Bruce MacTavish, assistant professor of history and associate dean of College of Arts and Sciences, spoke about the challenges Lincoln faced with a nation divided.

“Lincoln faced considerable criticism from the press and he really sought to control the press. Lincoln is a president that we admire, yet he used his authority to restrict which newspapers got access to telegraph wires which sounds like something out of today,” MacTavish said. “Lincoln felt justified doing that as it was wartime and, in a sense, playing hardball with the press.”

Holzer’s lecture on the topic of Lincoln and his connection to the free press during the Civil War coincides with other activities and classes at Washburn focusing on free speech.

Kelly Erby, associate professor of History, detailed how the lecture would be open to the public and how the topic of the lecture related to the present day.
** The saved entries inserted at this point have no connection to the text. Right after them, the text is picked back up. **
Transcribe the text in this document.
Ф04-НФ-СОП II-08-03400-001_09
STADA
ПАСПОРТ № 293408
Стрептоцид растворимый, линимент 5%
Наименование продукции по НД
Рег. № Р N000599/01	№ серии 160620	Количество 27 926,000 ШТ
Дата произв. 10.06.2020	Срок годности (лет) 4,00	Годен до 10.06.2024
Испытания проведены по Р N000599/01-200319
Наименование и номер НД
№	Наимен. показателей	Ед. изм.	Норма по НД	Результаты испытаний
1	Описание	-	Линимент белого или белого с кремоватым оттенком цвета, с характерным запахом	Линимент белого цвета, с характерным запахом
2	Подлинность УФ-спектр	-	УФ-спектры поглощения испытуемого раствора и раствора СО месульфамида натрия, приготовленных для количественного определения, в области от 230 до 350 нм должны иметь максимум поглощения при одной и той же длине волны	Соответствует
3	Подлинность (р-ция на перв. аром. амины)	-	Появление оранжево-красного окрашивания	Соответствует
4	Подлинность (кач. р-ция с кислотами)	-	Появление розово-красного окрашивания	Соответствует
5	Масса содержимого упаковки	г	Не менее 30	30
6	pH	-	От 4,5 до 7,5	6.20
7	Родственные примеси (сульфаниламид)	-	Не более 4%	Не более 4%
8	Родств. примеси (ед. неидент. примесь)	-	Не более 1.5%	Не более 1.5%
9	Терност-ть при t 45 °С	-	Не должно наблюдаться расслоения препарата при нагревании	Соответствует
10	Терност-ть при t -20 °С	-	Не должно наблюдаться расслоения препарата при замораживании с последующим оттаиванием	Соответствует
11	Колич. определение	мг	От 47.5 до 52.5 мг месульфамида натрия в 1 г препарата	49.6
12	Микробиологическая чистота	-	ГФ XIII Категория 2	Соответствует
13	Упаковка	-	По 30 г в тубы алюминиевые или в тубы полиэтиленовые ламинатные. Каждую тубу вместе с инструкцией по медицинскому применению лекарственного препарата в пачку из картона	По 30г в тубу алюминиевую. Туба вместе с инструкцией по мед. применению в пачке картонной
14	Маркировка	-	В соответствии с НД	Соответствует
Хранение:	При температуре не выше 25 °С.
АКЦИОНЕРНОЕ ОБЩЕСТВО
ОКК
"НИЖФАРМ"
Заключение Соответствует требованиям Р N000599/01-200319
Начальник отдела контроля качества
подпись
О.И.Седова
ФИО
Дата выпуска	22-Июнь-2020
“I’m on the planning committee with Professor Steinroetter and Dr. MacTavish. All three of us have research interests in the 19th century and the Civil War period. We get together and looked at scholars in the field who study Lincoln [or] Civil War era, and every year we invite someone new to come to Washburn for a lecture and faculty luncheon. This year the speaker will talk about teaching in the era of fake news,” Erby said. “I’m attracted to this era of American history because it was a great period of change with the market revolution, the industrial revolution and the changes in the roles of race and gender.”

Washburn students, faculty and staff are welcome to attend the lecture Feb. 21 as it, presents a unique opportunity to learn about an era of American history and learn how the past connects to the issues America is facing today.